20      The record contains ample support for the circuit court’s decision to give Blackmore a longer sentence than that given to Porter.  Most significantly, the two men were not convicted of the same crimes.  The transcript of Porter’s sentencing reflects that he pled guilty to one offense, namely, burglary as a party to a crime.  He faced a maximum prison sentence of twelve years and six months.  See Wis. Stat. §§ 943.10(1m), 939.50(3)(f).  Blackmore pled guilty to two offenses, and he faced more than three times as many years in prison as Porter faced upon conviction.  Additionally, as the circuit court pointed out in the postconviction order, Blackmore and Porter have different criminal histories.  Unlike Blackmore, Porter had no prior convictions as an adult offender.  Because Blackmore does not demonstrate that he and Porter were similarly situated, Blackmore does not demonstrate that the equal protection clauses require similar sentences for the two men.

21      Blackmore also asserts that the equal protection clauses entitle him to a lighter sentence than Duncan received.  The record contains neither a sentencing transcript nor a judgment of conviction evidencing the resolution of the charges against Duncan.  The record contains only the State’s reference to a plea bargain in Duncan’s case[3] and unsupported statements from Blackmore’s lawyers indicating that Duncan received a sentence of ten years of initial confinement and five years of extended supervision following a guilty plea to armed robbery with use of force.  Conclusory assertions regarding the outcome of Duncan’s prosecution are an inadequate foundation to support an argument that Blackmore’s sentences are constitutionally infirm.  See State v. Allen, 2004 WI 106, ¶15, 274 Wis. 2d 568, 682 N.W.2d 433 (“postconviction motion for relief requires more than conclusory allegations”). 

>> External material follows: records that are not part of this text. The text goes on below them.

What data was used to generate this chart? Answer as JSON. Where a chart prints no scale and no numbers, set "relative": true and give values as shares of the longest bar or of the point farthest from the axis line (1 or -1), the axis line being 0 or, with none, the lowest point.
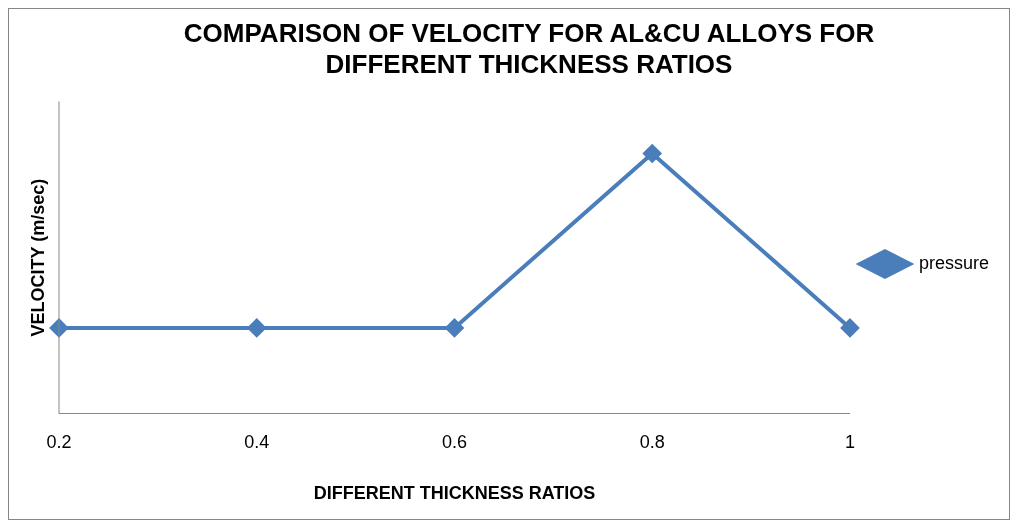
{
  "chart_data": {
    "type": "line",
    "title": "COMPARISON OF VELOCITY FOR AL&CU ALLOYS FOR DIFFERENT THICKNESS RATIOS",
    "xlabel": "DIFFERENT THICKNESS RATIOS",
    "ylabel": "VELOCITY (m/sec)",
    "categories": [
      "0.2",
      "0.4",
      "0.6",
      "0.8",
      "1"
    ],
    "series": [
      {
        "name": "pressure",
        "color": "#4a7ebb",
        "values": [
          0.33,
          0.33,
          0.33,
          1,
          0.33
        ]
      }
    ],
    "relative": true,
    "legend": "right",
    "marker": "diamond",
    "line_style": "solid"
  }
}
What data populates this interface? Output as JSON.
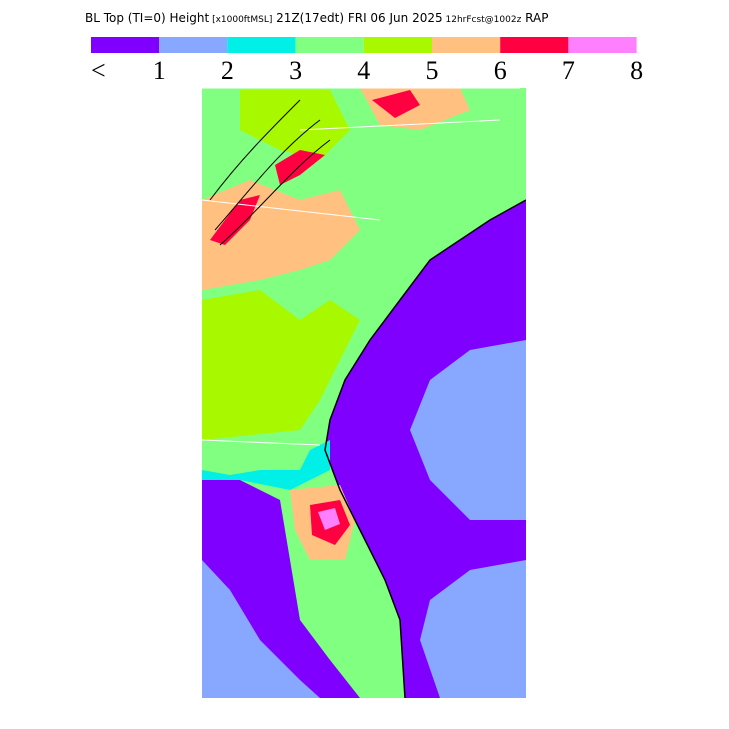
{
  "header": {
    "segments": [
      {
        "text": "BL Top (TI=0) Height",
        "small": false
      },
      {
        "text": "[x1000ftMSL]",
        "small": true
      },
      {
        "text": "21Z(17edt)",
        "small": false
      },
      {
        "text": "FRI 06 Jun 2025",
        "small": false
      },
      {
        "text": "12hrFcst@1002z",
        "small": true
      },
      {
        "text": "RAP",
        "small": false
      }
    ]
  },
  "legend": {
    "colors": [
      "#7f00ff",
      "#88a8ff",
      "#00f0e8",
      "#80ff80",
      "#a8f800",
      "#ffc080",
      "#ff0040",
      "#ff80ff"
    ],
    "labels": [
      "<",
      "1",
      "2",
      "3",
      "4",
      "5",
      "6",
      "7",
      "8"
    ]
  }
}
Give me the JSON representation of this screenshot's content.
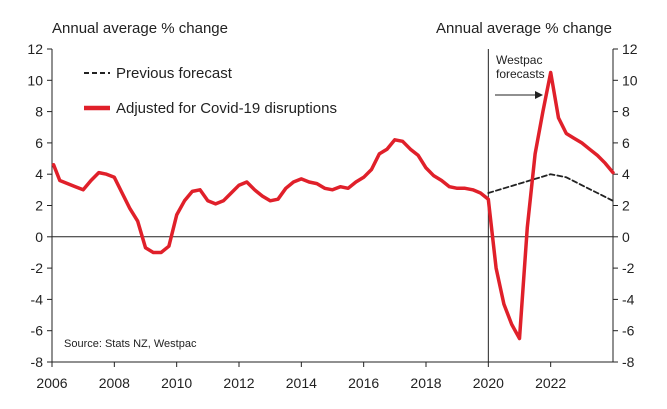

22      Moreover, were we to rely on the unsupported description of Duncan’s conviction and sentence offered here, we would nonetheless reject Blackmore’s claim of constitutionally infirm sentences.  Blackmore cites multiple sources for the proposition that equal protection of the laws “requires substantially the same sentence for the same case histories.”  See, e.g., Ocanas, 70 Wis. 2d at 186.  Blackmore fails to demonstrate, however, that this proposition gives him a constitutional entitlement to a more lenient sentence than that imposed on a co-actor.  Instead, he returns to the theme that the circuit court must base a sentence on consideration of appropriate factors and that “mitigating factors compel the conclusion [that] a lesser sentence is warranted.”  We are satisfied that Blackmore’s equal protection argument in relation to Duncan is merely a reiteration of the claim that the circuit court erroneously exercised its sentencing discretion.  As we have already explained, that claim lacks merit. 

23      Finally, Blackmore asserts that he “identified several misuses of the court’s discretion entitling him to relief,” and therefore the circuit court erred by denying his postconviction motion for sentence modification.  Because we conclude that the circuit court properly exercised its sentencing discretion, this claim must fail.

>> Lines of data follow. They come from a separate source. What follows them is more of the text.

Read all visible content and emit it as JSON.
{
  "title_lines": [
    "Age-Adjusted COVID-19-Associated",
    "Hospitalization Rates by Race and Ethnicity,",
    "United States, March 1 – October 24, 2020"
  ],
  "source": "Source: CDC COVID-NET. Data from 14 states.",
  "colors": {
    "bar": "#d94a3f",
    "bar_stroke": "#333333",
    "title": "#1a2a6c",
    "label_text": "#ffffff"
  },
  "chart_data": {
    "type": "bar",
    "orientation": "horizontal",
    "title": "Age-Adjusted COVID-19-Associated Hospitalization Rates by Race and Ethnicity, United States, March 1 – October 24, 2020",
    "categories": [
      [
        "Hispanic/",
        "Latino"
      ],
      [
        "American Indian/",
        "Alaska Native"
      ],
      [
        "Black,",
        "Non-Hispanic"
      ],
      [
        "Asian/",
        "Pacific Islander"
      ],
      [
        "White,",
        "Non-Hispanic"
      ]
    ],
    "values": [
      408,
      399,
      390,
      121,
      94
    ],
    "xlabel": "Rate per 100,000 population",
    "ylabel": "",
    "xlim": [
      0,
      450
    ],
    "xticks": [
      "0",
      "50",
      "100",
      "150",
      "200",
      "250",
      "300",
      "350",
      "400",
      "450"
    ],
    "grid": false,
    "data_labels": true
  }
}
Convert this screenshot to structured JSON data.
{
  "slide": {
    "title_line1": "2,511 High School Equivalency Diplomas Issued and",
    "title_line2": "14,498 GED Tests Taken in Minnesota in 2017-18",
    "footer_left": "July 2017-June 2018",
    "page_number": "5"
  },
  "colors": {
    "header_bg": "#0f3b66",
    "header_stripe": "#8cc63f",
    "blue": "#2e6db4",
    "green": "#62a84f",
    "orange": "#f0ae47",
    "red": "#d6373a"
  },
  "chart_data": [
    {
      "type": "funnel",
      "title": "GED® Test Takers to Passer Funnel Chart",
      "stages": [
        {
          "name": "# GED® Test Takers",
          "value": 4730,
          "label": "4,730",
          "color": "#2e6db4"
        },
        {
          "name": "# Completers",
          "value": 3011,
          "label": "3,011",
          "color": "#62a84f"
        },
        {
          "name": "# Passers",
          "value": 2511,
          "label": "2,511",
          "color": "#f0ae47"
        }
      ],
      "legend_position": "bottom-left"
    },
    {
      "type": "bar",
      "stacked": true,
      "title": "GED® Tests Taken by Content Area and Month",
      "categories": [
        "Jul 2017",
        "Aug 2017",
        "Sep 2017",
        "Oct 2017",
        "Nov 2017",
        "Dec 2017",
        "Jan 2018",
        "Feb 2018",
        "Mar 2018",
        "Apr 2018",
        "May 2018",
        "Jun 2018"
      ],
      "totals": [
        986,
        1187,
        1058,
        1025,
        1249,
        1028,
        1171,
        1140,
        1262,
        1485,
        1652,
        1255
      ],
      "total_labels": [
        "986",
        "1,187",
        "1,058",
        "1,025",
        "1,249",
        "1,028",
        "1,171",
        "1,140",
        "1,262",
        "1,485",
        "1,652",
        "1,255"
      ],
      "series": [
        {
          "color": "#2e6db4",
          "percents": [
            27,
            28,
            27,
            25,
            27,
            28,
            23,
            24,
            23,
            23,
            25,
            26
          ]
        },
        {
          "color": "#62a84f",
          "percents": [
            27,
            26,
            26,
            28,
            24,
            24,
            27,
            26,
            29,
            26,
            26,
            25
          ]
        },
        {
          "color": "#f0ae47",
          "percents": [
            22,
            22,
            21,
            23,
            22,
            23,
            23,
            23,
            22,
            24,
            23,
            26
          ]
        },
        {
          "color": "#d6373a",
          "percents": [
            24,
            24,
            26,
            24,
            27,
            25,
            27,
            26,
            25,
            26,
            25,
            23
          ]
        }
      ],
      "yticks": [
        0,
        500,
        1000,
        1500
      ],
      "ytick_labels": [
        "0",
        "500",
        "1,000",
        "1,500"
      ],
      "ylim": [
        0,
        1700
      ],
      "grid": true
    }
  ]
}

            By the Court.—Judgment and order affirmed.

            This opinion will not be published.  See Wis. Stat. Rule 809.23(1)(b)5.


 



[1]  The State charged Blackmore, Duncan, and Porter with conspiracy to commit armed robbery with use of force as a party to a crime.  The Stated charged Blackmore and Duncan with false imprisonment and armed burglary, both as a party to a crime.  The State charged only Porter with burglary as party to a crime, and the State charged only Duncan with first-degree sexual assault while armed.

[2]  All references to the Wisconsin Statutes are to the 2009-10 version unless otherwise noted.

[3]  At Blackmore’s sentencing, the State noted that it had “dismiss[ed] the sexual assault in Mr. Duncan’s case upon a plea to some other charges.”